Os limites da saudade


16/09/2022


Por João Máximo, conselheiro da ABI, em Ultrajano

Não faz muito tempo, li de jovem comentarista do futebol o seguinte desabafo: “Sinto saudade do tempo em que jornalista esportivo não falava de política”.

Sou do tempo do qual o jovem comentarista tem saudade. Um tempo, aliás, em que ao jornalista esportivo não era dado o direito de falar de qualquer outro assunto que não fosse o da sua especialidade. Claro, as coisas foram mudando. Pouco a pouco as editorias de Esporte dos principais jornais brasileiros deixaram de ser um setor secundário, de menor importância, maltratado, quase um mal necessário. As de Esporte e as de Polícia.
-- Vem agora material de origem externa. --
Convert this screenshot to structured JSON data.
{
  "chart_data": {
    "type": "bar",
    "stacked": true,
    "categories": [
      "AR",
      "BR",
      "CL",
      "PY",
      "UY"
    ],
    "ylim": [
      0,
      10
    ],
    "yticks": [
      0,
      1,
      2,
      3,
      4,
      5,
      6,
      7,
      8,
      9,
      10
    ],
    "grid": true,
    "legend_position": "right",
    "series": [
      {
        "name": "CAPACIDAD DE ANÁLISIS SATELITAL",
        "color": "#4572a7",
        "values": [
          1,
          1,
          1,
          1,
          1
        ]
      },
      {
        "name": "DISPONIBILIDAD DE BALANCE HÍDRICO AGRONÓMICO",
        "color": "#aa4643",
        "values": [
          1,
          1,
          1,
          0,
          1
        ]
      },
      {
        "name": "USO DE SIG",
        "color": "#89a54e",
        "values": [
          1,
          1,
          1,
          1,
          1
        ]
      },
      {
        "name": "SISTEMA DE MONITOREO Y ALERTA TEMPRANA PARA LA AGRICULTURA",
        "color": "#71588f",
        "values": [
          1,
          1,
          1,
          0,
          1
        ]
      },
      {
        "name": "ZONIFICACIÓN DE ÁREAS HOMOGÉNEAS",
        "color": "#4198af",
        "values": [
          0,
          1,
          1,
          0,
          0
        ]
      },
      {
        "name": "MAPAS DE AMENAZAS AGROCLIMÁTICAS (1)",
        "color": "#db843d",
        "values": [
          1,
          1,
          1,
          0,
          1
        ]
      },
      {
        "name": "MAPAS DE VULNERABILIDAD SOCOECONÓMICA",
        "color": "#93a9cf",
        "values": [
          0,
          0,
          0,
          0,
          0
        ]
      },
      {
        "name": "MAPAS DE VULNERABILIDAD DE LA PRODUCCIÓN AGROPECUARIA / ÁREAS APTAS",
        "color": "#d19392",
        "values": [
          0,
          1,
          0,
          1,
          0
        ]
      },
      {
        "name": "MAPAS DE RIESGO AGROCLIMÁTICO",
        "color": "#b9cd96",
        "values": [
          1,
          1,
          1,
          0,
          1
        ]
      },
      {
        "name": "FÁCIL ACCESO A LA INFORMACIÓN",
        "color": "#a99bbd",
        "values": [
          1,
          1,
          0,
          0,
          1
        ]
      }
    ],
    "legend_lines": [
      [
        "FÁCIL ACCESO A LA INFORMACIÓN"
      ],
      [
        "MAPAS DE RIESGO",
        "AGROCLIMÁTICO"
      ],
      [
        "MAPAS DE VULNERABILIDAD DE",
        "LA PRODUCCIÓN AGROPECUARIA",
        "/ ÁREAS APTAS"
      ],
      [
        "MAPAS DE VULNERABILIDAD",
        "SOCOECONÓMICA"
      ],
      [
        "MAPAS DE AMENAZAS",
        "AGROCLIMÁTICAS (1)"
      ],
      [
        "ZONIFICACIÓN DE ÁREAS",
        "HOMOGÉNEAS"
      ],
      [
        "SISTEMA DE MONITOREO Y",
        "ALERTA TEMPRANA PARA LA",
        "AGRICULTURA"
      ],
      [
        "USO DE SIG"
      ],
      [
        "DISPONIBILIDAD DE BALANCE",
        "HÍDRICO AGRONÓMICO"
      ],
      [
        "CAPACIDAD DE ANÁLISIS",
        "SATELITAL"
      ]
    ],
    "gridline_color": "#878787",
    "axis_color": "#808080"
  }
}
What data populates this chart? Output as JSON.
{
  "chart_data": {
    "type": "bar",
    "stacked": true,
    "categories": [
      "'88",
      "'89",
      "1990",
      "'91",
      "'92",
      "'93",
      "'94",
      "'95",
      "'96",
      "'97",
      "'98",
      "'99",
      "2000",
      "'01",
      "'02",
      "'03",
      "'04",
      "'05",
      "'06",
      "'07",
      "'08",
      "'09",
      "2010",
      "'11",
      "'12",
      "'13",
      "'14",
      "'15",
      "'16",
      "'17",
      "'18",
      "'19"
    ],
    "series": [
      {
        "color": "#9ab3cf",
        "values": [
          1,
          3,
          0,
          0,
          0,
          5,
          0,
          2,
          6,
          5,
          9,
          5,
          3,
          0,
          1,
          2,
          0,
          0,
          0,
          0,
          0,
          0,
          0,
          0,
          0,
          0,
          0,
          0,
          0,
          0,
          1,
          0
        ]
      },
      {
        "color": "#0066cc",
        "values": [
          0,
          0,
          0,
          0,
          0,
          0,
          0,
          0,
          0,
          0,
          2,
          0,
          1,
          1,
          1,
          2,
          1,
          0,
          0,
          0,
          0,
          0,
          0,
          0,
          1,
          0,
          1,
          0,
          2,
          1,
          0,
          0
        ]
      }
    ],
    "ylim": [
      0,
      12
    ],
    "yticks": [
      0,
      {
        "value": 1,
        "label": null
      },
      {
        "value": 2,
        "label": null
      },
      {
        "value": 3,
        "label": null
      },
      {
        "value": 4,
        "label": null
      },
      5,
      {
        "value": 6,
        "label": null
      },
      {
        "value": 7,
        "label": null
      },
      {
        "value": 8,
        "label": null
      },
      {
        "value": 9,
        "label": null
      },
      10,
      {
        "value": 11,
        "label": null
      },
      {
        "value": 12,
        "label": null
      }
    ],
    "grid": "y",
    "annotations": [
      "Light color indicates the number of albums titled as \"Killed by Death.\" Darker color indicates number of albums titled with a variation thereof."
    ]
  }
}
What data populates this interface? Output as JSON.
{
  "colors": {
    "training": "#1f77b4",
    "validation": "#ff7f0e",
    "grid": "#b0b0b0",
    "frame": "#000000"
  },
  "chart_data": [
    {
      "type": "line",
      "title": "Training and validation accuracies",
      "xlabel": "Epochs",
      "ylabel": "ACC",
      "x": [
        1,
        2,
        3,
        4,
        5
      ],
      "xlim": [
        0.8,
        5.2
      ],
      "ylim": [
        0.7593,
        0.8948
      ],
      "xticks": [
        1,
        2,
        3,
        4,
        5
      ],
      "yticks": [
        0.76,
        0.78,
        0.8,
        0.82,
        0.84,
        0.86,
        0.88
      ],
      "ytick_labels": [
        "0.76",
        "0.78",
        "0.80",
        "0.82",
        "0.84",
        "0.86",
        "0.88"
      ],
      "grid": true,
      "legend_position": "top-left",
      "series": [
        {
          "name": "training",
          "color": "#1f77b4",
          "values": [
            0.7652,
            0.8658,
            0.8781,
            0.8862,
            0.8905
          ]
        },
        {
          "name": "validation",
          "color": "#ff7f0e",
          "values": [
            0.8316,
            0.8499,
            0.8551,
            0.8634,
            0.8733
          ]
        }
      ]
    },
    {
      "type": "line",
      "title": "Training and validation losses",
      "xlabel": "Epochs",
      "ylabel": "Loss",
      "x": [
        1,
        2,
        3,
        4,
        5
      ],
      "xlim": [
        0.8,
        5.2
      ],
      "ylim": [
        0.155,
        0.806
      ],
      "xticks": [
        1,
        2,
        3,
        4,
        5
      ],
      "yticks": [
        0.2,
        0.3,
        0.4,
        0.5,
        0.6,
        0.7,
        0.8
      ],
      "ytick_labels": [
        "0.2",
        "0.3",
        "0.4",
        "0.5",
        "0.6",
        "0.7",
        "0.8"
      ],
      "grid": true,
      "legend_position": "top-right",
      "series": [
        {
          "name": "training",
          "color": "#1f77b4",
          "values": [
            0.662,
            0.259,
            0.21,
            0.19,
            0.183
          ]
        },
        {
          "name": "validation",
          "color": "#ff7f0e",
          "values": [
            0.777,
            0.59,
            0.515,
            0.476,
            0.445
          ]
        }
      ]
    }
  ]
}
Eu, pessoalmente, não tenho saudade daqueles tempos.

Com toda a mudança, determinada em parte pelo êxito internacional de esportes que viraram notícia – o automobilismo, o vôlei, a vela, o tênis, o futebol –, ainda restaram limites de atuação ao jornalismo esportivo, sobretudo quando se trata de falar de política.

Cito dois fatos. Um, quando fui contratado como editor de Esportes de um grande jornal carioca. O assessor do editor-chefe juntou à proposta que me fazia uma exigência: “Nunca deixe os seus colunistas tratarem de política!” Tudo porque um dos meus futuros colunistas, grande alma, andava falando mal do “apartheid”.

O outro fato ouvi mais recentemente no site de um advogado que atuava (não sei se ainda atua) nos dizendo o que é certo ou errado em fatos e pessoas da vida brasileira. Quer dizer, julgando tudo e todos pelos seus presumidos conhecimentos da Lei. Foi assim que ele se pôs a condenar um de nossos mais importantes jornalistas esportivos por ter criticado o humorista que fizera graça com apologia do estupro. Motivo da condenação: o jornalista recebera palavras de apoio de nomes da política. O advogado-juiz juntou as pontas e sentenciou: jornalistas esportivos devem falar somente de esporte. E jamais se envolver com políticos.

Tudo isso vem a propósito de outro jornalista esportivo, outrora de minha estima e admiração, ter saudado com tanto entusiasmo a fala do presidente da República no último 7 de Setembro. A quem estranhe minha indignação, explico que ela não tem a ver com o fato de o jornalista esportivo ter falado de política. Seria, de minha parte, imperdoável contradição. O que me tocou foi ver admiração e estima mortalmente feridas por tanta mentira em tão breve texto. Saudade tenho eu do moço que ele era.